4. Saal des Fischfangs
Dies ist der erste museale Saal in Italien, der sich mit dem Thema des Fischfangs in Binnengewässern auseinandersetzt; es gibt einige sehr seltene alte Netze zu bewundern, eine „Flachgondel“ des Gardasees und fast sämtliche Netze und sonstigen Geräte, die die Fischers des Sees heute im Gebrauch haben.
5.Das Gewächshaus
An der Südseite des Schlosses finden wir eines der letzten noch funktionierenden Südfrucht - Gewächshäuser am Gardasee, aus dem Jahr 1760. Im Ort spricht man von der „Limonaia“ (Zitronenhaus).
6. Die Türme
Von der Höhe der Laufgräben ist es möglich, das wunderbare Panorama des charakteristischen Hafens und des Zentrums von Torri zu bewundern, außerdem einen großen Teil des Sees, von Sirmione bis Limone.
7. Der Saal der „Antichi Origianari“
In diesem Saal wird Dokumentationsmaterial ausgestellt, welches die Geschichte und die Aktivität der Korporation der Fischer der „Antichi Originari“ von Torri und von Garda behandelt. Die Korporation ist 1452 gegründet worden und noch heue aktiv.
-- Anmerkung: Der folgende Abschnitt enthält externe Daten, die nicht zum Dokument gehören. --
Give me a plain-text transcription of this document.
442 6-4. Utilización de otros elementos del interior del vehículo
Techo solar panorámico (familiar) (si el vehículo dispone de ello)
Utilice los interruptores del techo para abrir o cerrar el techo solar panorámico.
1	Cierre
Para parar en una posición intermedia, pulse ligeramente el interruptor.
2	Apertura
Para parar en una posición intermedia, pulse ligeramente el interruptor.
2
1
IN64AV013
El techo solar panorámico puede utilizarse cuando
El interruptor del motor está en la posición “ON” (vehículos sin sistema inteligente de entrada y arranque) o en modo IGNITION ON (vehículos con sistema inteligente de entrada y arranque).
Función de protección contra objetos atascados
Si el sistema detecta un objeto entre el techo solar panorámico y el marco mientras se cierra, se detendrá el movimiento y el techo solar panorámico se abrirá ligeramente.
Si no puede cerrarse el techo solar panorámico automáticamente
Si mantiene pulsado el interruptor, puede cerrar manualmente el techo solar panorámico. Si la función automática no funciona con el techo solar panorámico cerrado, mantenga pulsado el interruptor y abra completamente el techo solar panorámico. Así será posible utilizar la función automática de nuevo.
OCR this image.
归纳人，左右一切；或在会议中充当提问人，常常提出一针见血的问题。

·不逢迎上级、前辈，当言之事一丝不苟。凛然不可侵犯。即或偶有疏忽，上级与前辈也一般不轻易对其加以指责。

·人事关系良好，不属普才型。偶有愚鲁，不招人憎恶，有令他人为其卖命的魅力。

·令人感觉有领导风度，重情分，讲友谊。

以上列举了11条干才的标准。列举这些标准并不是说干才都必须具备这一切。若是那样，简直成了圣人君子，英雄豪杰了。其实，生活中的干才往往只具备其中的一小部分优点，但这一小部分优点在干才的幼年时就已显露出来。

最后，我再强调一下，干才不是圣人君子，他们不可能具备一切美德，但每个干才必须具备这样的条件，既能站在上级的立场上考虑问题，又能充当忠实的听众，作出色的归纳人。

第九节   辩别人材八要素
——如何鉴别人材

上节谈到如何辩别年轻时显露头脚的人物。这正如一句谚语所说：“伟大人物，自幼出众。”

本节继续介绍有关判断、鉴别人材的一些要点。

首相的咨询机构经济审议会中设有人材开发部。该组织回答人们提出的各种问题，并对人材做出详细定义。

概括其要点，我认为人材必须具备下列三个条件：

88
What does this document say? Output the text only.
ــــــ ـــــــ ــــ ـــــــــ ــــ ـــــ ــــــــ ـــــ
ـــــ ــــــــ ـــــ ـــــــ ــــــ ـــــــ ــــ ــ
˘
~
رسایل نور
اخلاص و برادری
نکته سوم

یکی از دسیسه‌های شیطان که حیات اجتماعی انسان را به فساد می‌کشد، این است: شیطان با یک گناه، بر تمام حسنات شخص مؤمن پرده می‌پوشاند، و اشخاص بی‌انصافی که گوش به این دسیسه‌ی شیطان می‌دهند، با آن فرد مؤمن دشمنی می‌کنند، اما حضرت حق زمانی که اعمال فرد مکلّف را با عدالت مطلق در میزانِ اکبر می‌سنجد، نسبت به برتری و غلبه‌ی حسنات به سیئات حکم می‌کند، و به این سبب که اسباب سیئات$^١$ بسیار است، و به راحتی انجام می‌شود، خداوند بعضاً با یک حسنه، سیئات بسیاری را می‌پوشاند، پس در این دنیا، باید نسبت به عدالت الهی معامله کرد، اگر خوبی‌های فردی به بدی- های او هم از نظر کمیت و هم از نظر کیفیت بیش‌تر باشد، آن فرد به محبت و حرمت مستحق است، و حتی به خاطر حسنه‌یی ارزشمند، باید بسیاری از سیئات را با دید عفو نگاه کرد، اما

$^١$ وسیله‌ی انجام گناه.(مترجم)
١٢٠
Die ausgestellten Netze dienen zum Fang der Maifische.
8. Der Saal des Modells
Ein Modell reproduziert den Ort torri, wie er zu Beginn des 20. Jahrhunderts aussah; zwei große topographische Karten aus venezianischer Zeit vermitteln eine klare und detaillierte Idee vom Gebiet von Torri gegen Ende des 18. Jahrhunderts.
9. Der Saal der Felsenzeichnungen
Diese Sektion illustriert - mit Hilfe von Karten und Originalabzügen - das interessante Phänomen der Felszeichnugen des Gardasees, welche besonders in der Gegend von Torri in großer Zahl und teilweise aus prähistorischer Zeit aufgefunden worden sind.


Wanderungen und Ausflüge
Die Verwaltung von Torri hat fünf unterschiedlich lange von zwei bis zu fünf Stunden) Rundwege für Spaziergänge zu Fuß vorbereitet. Diese Wege sind durch unterschiedliche Farben am Wegrand gekennzeichnet.
1. Die Straße der Kirchen. Auf zweieinhalb Stunden ebenen Weges mit häufigen Aussichtsstellen lassen sich fünf verschiedene Kirchen aus dem 14. oder 15 Jahrhundert aufsuchen; man trifft außerdem auf eine Quelle, eine alte Wohnsiedlung sowie weite Olivenkulturen.
2. Die Straße nach Crero. Dieser Weg dauert 4 - 5 Stunden. Durch Felder und Buchen- und Eichenwäldchen gelangt man nach Crero, in dessen Nähe man auf den „großen Stein“ trifft, den größten Felsen am ganzen See mit prähistorischen Zeichnungen. Bei der Ortschaft Prandine läßt sich „Cistus albidus“ finden, der wilde Salbei, den es nur hier und in sehr wenigen anderen Orten auf der ganzen Welt gibt.
3. Straße der „Castei“. Ein Rundweg von zehn Kilometern, der sich in 4 - 5 Stunden schaffen läßt. Man steigt den Hügel bis zu den Aussichtspunkten „Cà Brè“ und „Murette“ hinauf, wo sich die am See zuerst entdeckten Felszeichnungen befinden. Von fast allen Wegen, die auf diesem Rundgang bewandert werden, hat man einen großen Teil des Sees vor Augen.
4. Durch die Wälder von Albisano. Dieser Rundweg führt durch die Pai und Albisano umgebenden Schwarzbuchen, Stein- und Sommereichen sowie Eschenwälder.
5. Von Pai bis nach San Zeno die Montagna. Ein Rundweg, der so manche recht anstrengende Steigung aufweist, was aber vollstens durch den schönen Blick und den Reichtum von Fauna und Flora kompensiert wird. Hier kann man, wenn man Glück hat, Füchse, Hasen und Dachse antreffen, und aus der Vogelwelt auch den Mäusebussard oder die Nachtigall.